China’s first coining facility to use modern technology was the mint in Kwangtung Province, authorized in 1887. Machinery, dies and other equipment were ordered from the Heaton Mint in Birmingham, England, arriving in China in 1888. 

An undated (struck from 1890 to 1908) silver dollar (7 mace, 2 candareens) coin from one of the earliest series of modern, machine-struck coins made in China highlights Champion Hong Kong Auctions’ Nov. 30 sale in Macau.

World’s largest mint

When it opened, the Kwangtung (Canton or Guangdong) Mint was the largest mint in the world, measuring 200 meters long and 130 meters wide. It operated 90 minting machines at a time the U.S. Mint in Philadelphia was operating six machines or fewer, according to Michael Chou, president of Champion Hong Kong Auctions. 
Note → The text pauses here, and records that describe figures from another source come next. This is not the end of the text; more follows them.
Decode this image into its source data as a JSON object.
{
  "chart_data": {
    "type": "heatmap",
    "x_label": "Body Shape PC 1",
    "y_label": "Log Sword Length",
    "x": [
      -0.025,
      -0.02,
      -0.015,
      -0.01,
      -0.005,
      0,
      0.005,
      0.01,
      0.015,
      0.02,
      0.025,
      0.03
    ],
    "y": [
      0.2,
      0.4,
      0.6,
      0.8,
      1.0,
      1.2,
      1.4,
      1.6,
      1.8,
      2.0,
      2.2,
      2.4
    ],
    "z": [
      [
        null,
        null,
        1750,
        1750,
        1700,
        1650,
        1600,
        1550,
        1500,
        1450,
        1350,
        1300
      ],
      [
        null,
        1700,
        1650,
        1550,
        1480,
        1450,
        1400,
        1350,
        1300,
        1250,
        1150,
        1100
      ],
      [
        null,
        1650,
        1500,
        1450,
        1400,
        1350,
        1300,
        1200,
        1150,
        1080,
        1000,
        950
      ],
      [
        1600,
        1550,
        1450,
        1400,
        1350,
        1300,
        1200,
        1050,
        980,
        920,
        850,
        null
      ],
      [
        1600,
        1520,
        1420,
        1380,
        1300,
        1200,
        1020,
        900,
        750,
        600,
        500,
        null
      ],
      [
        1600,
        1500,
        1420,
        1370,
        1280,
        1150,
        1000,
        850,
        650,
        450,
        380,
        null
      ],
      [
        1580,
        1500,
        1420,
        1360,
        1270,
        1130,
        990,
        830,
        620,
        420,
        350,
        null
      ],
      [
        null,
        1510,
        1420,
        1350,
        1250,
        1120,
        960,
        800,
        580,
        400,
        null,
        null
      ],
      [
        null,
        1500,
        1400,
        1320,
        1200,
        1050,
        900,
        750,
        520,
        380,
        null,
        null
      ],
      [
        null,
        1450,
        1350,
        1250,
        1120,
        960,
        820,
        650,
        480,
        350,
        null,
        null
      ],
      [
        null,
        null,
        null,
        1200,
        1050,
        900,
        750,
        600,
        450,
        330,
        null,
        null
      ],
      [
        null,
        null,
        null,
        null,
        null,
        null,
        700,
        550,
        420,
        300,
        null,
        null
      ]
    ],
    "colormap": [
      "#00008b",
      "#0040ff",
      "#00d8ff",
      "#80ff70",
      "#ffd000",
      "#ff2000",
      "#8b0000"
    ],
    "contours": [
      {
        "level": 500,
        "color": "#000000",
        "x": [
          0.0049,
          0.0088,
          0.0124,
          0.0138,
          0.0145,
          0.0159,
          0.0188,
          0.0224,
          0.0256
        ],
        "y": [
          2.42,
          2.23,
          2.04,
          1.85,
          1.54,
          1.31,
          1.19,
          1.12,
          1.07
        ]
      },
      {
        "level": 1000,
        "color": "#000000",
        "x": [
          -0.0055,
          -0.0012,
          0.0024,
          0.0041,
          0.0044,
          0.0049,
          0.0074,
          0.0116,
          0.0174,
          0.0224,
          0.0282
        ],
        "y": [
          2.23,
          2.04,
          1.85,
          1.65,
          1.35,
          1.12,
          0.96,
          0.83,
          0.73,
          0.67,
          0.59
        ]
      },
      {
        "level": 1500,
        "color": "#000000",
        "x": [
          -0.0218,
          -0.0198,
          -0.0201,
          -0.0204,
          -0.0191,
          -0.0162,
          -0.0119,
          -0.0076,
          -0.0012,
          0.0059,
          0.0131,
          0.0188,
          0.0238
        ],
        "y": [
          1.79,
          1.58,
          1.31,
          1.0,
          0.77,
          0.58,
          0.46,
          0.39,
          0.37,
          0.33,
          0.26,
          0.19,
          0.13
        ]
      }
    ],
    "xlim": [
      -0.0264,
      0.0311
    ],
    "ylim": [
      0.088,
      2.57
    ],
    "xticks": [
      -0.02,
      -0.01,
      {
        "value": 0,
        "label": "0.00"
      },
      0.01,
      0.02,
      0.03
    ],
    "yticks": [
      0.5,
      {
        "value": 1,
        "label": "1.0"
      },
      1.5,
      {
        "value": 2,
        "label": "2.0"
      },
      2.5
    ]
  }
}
Before providing the Kwangtung Mint with equipment and dies, the Heaton Mint struck a limited number of Proof or Specimen examples of the first series of Chinese coins. Once the Kwangtung Mint was properly outfitted, it took over production of the circulating issues. 

At Kwangtung’s Mint, four Japanese-made presses each struck as many as 100,000 silver dollars daily, and 86 smaller presses produced up to 30,000 copper coins per machine daily, according to a May 19, 1888, article in The Graphic, a London weekly, provided by Chou. 

Changing metal standards

The first silver dollar series minted was dubbed the “Seven Three Reversed Patterns,” the “seven three” referencing the silver standard of 7 mace and 3 candareens used for the dollar coin. The “Reversed” in the title reflects the order of the English and Chinese legends, which are reversed from what later became standard. 

Officials changed the legends in 1889 to include an English inscription surrounding the dragon design, and at the same time changed the weight standard; these silver coins are based on a weight equivalent of 7 mace, 2 candareens.

The dollar coin in the auction is graded Mint State 65 by Numismatic Guaranty Corp. One of the finest known examples, the coin has an estimate of $20,000 to $40,000 U.S.